Academy, the Greek word meaning ‘garden’ and specifically the garden where philosopher Plato did his teaching.

From that time, the term has come to reference a variety of state-sponsored teaching institutions. During the Renaissance, art academies began to form in Europe beginning with Italy in the late 16th century, France in the 17th, England in the 18th and the United States in the 19th century.

With these entities, the word Academy took on the meaning of a formal body of artists associated with unified purposes.

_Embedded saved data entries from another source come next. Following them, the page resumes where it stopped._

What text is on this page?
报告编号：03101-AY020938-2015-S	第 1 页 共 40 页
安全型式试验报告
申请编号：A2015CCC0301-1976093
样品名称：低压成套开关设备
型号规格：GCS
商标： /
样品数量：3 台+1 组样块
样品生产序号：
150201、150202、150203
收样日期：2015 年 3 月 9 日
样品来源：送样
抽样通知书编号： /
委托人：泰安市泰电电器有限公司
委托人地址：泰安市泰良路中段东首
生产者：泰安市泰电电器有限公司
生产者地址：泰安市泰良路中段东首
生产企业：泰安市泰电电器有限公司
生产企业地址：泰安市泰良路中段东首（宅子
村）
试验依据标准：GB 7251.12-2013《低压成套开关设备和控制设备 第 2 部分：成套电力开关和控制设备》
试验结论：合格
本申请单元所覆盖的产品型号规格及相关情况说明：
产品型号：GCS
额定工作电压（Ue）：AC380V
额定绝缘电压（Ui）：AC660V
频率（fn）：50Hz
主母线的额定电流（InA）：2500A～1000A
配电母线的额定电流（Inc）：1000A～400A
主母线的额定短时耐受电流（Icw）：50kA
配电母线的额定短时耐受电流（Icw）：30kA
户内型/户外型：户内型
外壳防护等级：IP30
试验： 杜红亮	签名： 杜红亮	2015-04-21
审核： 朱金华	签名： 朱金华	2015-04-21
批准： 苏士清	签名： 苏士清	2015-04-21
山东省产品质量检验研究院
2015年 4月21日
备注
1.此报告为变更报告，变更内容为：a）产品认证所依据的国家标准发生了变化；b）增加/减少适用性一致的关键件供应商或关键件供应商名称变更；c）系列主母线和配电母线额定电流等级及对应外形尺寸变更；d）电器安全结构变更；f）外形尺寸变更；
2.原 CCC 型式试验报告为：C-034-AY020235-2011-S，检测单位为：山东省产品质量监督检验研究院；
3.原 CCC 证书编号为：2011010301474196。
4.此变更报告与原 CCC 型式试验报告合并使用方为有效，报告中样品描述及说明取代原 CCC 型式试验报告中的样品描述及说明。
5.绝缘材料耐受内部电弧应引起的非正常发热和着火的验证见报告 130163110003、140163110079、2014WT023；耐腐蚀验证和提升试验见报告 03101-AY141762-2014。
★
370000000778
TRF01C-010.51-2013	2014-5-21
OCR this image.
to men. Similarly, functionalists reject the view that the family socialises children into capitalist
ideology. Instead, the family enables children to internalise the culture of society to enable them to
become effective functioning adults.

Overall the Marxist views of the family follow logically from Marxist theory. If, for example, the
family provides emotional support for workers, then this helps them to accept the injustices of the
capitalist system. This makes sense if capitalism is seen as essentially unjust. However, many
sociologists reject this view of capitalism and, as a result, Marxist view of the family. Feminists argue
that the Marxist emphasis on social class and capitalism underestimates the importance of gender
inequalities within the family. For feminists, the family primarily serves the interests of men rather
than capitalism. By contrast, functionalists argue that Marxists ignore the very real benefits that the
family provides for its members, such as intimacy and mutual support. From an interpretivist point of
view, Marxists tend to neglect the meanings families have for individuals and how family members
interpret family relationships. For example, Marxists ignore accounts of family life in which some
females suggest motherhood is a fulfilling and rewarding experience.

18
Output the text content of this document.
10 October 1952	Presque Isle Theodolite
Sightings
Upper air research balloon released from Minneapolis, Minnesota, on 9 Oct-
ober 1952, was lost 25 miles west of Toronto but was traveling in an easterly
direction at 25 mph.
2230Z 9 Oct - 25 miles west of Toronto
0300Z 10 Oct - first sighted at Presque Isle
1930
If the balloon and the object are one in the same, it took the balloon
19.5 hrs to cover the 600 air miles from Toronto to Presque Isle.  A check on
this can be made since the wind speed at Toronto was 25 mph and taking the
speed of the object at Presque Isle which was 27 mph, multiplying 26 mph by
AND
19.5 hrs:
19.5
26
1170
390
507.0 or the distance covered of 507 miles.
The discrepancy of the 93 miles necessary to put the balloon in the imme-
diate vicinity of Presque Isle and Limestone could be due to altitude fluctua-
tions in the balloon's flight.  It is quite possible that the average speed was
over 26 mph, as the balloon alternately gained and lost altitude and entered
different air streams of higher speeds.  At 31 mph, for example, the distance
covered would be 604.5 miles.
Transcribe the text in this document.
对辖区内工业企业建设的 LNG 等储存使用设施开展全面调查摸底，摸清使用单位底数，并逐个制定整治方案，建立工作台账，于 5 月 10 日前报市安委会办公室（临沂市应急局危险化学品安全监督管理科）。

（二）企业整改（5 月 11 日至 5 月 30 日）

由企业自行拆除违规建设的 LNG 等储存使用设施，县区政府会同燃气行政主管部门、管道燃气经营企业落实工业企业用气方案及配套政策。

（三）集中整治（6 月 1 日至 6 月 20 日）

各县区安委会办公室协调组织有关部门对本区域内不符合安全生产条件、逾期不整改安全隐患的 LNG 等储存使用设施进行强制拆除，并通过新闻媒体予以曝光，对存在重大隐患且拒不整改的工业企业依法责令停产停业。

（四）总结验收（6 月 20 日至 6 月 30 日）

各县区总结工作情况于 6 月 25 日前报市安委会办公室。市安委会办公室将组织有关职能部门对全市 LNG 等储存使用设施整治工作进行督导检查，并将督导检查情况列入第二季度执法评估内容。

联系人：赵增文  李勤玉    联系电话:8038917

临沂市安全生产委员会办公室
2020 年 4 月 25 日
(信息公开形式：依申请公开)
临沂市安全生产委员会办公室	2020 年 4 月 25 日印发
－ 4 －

These shared goals included the promoting of their national art, certain tenants of creating and exhibiting that art, and the conferring of special distinction with election to Academy membership—-hence the word, academician.

Academies are often rebelled against by innovative artists because of tendencies of academy members to embrace status quo or traditional work. Before the early 20th century, artists rebelling against the academies in America and Europe had few places to exhibit their work because museums and galleries were seldom open to rebellious movements.

However, the advent of modernist galleries and museums provided venues for experimental art. In New York City, places welcoming modern art included Gallery 291 operated by Alfred Steiglitz, the Whitney Museum and the Museum of Modern Art.

Today there is coexistence with modernist venues and the more conservative academies including the National Academy of Design in New York, the Royal Academy in England and the Ecole des Beaux Arts in France.